Simulating and Reconstructing the Primordial Universe
APA
(2025). Simulating and Reconstructing the Primordial Universe. Perimeter Institute. https://pirsa.org/25110117
MLA
Simulating and Reconstructing the Primordial Universe. Perimeter Institute, Nov. 27, 2025, https://pirsa.org/25110117
BibTex
@misc{ pirsa_PIRSA:25110117,
doi = {10.48660/25110117},
url = {https://pirsa.org/25110117},
author = {},
keywords = {Cosmology},
language = {en},
title = {Simulating and Reconstructing the Primordial Universe},
publisher = {Perimeter Institute},
year = {2025},
month = {nov},
note = {PIRSA:25110117 see, \url{https://pirsa.org}}
}
Abstract
Maximizing our chances of discovering new physics from next-generation cosmological surveys requires making robust theoretical predictions of the nonlinear processes governing both the early Universe and the late-time large-scale structure. In this talk, I will present advances in two complementary methods for constraining the physics of the early Universe with cosmological survey data: forward simulation from inflation to late-time observables, and machine-learning-assisted Bayesian reconstruction of primordial initial conditions. In the first approach, we study the early Universe by directly simulating its dynamics. I have developed the first code for simulating multifield inflationary theories on a discrete lattice with enough precision to robustly predict primordial non-Gaussianity in higher-order N-point correlation functions. Focusing on axion-U(1) inflation, we accurately characterize the rich phenomenology predicted by this model, including modifications to the power spectrum, bispectrum, and higher-order correlation functions that violate parity. Using the output of these inflation simulations as initial conditions for N-body simulations, we effectively simulate the entire history of the Universe from inflation to late-time large-scale structure, finally revealing what inflation actually predicts about the origin of structures in the Universe. In the second approach, we reconstruct the initial conditions of the Universe using Bayesian inference with a fast, accurate, differentiable model of large-scale structure formation. I developed the first field-level emulator for large-scale structure, training a convolutional neural network to map linear initial conditions directly to the late-time matter field as modelled by computationally expensive N-body simulations. The model accelerates predictions by a factor of 1000 over full N-body simulations and achieves percent-level accuracy at deeply nonlinear scales (1 Mpc), outperforming fast particle-mesh simulations.

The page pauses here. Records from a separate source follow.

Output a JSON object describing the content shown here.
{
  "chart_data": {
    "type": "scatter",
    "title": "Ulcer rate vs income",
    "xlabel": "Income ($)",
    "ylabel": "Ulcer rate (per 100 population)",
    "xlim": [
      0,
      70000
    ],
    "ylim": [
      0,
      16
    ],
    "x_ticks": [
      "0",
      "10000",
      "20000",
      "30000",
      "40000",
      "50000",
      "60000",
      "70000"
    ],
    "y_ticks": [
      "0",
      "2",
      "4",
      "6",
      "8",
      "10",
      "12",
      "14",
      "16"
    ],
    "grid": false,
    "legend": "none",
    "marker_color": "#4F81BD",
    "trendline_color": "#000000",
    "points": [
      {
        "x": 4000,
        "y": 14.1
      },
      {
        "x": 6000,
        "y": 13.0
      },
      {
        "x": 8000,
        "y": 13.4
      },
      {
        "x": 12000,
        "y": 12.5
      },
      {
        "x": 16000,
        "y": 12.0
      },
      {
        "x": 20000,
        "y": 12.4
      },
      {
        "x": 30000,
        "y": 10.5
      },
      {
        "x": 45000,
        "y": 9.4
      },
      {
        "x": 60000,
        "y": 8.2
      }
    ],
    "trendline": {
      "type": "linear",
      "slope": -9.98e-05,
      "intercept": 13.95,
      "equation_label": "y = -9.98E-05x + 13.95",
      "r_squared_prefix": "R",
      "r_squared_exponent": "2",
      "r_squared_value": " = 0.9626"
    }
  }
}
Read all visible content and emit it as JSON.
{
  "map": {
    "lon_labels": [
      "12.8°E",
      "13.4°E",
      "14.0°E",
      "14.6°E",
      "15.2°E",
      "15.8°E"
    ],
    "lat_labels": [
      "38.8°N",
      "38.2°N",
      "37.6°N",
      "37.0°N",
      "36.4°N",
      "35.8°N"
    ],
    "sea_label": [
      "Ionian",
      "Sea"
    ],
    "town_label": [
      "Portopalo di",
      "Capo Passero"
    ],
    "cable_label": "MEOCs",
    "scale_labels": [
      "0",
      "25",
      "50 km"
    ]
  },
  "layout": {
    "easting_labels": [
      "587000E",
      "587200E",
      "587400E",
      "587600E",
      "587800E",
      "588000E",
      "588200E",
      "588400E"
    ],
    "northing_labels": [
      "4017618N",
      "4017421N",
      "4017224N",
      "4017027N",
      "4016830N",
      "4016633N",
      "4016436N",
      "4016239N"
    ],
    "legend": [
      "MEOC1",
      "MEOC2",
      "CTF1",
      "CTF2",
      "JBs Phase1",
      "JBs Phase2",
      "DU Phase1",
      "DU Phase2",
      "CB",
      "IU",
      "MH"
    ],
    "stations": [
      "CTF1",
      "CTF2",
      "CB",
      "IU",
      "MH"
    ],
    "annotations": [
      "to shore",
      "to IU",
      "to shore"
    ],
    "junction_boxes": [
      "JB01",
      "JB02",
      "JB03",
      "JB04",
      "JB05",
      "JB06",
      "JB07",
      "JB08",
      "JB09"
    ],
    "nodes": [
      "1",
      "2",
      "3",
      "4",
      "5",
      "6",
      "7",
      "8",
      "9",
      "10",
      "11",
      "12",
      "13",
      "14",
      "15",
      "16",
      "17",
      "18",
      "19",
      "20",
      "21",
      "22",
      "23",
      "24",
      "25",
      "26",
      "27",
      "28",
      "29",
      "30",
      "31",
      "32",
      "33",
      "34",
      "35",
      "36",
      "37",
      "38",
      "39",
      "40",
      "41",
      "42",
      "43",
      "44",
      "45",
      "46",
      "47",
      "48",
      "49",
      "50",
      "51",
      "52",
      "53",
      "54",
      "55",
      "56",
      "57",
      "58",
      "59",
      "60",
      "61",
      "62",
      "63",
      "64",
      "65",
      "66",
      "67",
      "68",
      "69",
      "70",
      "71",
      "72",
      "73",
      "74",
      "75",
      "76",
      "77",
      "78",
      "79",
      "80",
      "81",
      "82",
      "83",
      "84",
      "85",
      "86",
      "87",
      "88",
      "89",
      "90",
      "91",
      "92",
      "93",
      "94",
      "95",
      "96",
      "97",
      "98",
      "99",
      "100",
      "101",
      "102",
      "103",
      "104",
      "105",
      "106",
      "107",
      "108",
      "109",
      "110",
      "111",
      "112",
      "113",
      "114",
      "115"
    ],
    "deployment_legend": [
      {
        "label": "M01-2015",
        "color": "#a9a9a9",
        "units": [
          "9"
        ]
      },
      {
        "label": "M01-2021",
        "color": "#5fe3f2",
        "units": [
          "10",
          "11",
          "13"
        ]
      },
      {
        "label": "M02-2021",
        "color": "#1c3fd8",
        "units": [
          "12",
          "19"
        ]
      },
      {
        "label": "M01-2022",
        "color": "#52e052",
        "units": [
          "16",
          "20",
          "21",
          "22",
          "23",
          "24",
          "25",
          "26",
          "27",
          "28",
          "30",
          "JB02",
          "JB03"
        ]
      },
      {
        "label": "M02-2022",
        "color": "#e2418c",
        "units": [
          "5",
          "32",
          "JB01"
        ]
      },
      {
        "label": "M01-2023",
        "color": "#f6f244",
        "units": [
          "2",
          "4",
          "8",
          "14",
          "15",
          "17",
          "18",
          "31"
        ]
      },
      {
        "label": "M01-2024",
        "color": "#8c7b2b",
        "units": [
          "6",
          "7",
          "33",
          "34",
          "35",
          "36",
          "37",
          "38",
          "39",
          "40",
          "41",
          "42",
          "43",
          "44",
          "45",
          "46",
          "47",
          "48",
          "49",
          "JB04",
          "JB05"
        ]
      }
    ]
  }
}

This field-level emulator opens the possibility of reconstructing the initial conditions of the Universe using Bayesian inference techniques that include information from late-time nonlinear scales, as I will demonstrate with an application to simulated data. This highly nontrivial task involved exploring a million-dimensional parameter space using Hamiltonian Monte Carlo sampling and was only possible due to the combined speed, accuracy, and differentiability of the emulator.